L’envie de cinéma chez Dominik Moll vient d’abord du personnage principal, mis en tension par son statut particulier d’enquêtrice qui questionne son propre camp, à la croisée des critiques, du public comme de ses pairs. «Dramaturgiquement, cela me semblait intéressant: elle est mal aimée par ses collègues, critiquée par les médias qui l’accusent d’être juge et partie. Il était également important pour moi que sa mission ne concerne pas une affaire de corruption, mais bien de maintien de l’ordre, que cela mette en cause très directement les liens qui unissent la police et les citoyens. Le fait qu’il s’agisse d’une inspectrice et non d’un inspecteur n’est pas anodin non plus, d’abord parce que cela correspond à la réalité –c’est souvent le cas à l’IGPN–, ensuite, parce qu’elle est face à des officiers du maintien de l’ordre qui sont majoritairement des hommes, et qui représentent des modèles de virilité un peu brutale.»
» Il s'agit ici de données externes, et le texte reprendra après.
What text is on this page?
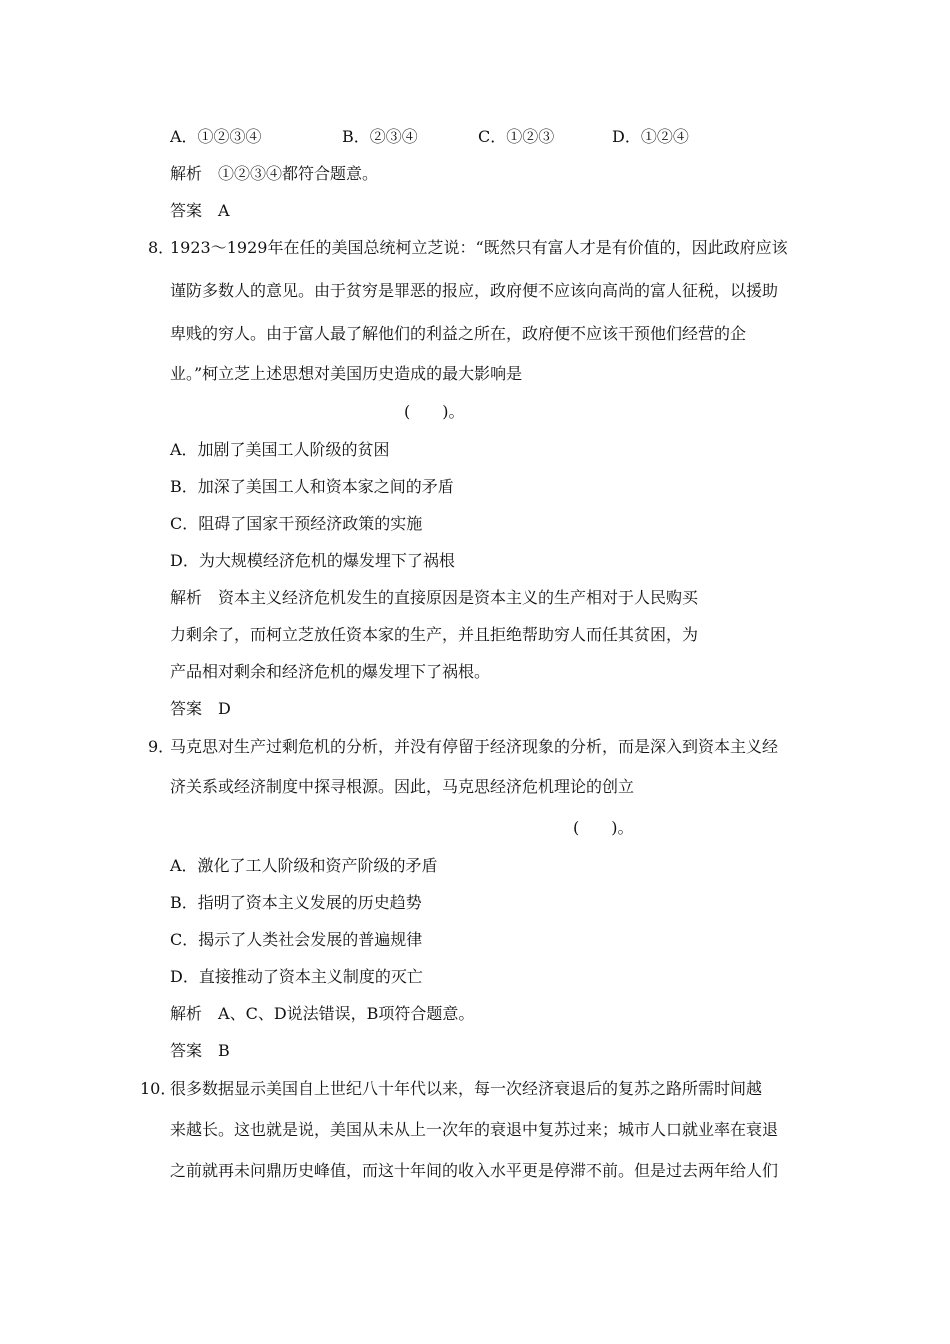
A．①②③④	B．②③④	C．①②③	D．①②④
解析 ①②③④都符合题意。
答案 A
8．
1923～1929年在任的美国总统柯立芝说：“既然只有富人才是有价值的，因此政府应该
谨防多数人的意见。由于贫穷是罪恶的报应，政府便不应该向高尚的富人征税，以援助
卑贱的穷人。由于富人最了解他们的利益之所在，政府便不应该干预他们经营的企
业。”柯立芝上述思想对美国历史造成的最大影响是
(　　)。
A．加剧了美国工人阶级的贫困
B．加深了美国工人和资本家之间的矛盾
C．阻碍了国家干预经济政策的实施
D．为大规模经济危机的爆发埋下了祸根
解析 资本主义经济危机发生的直接原因是资本主义的生产相对于人民购买
力剩余了，而柯立芝放任资本家的生产，并且拒绝帮助穷人而任其贫困，为
产品相对剩余和经济危机的爆发埋下了祸根。
答案 D
9．
马克思对生产过剩危机的分析，并没有停留于经济现象的分析，而是深入到资本主义经
济关系或经济制度中探寻根源。因此，马克思经济危机理论的创立
(　　)。
A．激化了工人阶级和资产阶级的矛盾
B．指明了资本主义发展的历史趋势
C．揭示了人类社会发展的普遍规律
D．直接推动了资本主义制度的灭亡
解析 A、C、D说法错误，B项符合题意。
答案 B
10．
很多数据显示美国自上世纪八十年代以来，每一次经济衰退后的复苏之路所需时间越
来越长。这也就是说，美国从未从上一次年的衰退中复苏过来；城市人口就业率在衰退
之前就再未问鼎历史峰值，而这十年间的收入水平更是停滞不前。但是过去两年给人们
Survient aussi la notion de biais, exposée dans le film. La probité de Stéphanie est mise en doute quand la juge apprend qu’elle vient de la même région que la victime. Mais Stéphanie, elle, souligne qu’elle a la même profession que les accusés. Y a-t-il là un ou des biais? Stéphanie est renvoyée à son identité, et le film d’ailleurs fait de régulières incursions dans son intimité. «Même dans sa vie privée, elle est constamment ramenée à son enquête en cours, et à sa profession. Elle porte son travail sur elle comme un sac à dos qu’elle ne pourrait jamais poser.»

Le processus tourne vite à l’obsession, notamment à travers la traque d’indices vidéo. «J’ai fait quelques jours d’immersion au sein de l’IGPN. En voyant les enquêtrices et enquêteurs au travail, ce qui m’a marqué, c’est l’importance des images, le temps qu’ils et elles passent à essayer de trouver des sources, à les visionner, zoomer, revenir en arrière, scruter, décortiquer les images des caméras de surveillance de la préfecture, mais aussi des policiers eux-mêmes ou des commerces privés, de même que les vidéos postées sur les réseaux sociaux. Avec mon coscénariste Gilles Marchand, ce rapport à l’image nous a semblé extrêmement cinématographique. A l’opposé du spectre, il y avait aussi ce langage administratif, aussi singulier par son vocabulaire que par sa syntaxe, qui peut paraître un peu abscons. Une langue technique et impersonnelle qui semble en quelque sorte neutraliser la vie pour atteindre une forme d’objectivité. Quelque chose qui peut sembler très rébarbatif, mais que nous avions envie d’intégrer à la fiction. C’est pour cela qu’on voit souvent les personnages taper ou lire leurs procès-verbaux, ou les innombrables courriers qu’ils échangent pour faire avancer l’enquête.»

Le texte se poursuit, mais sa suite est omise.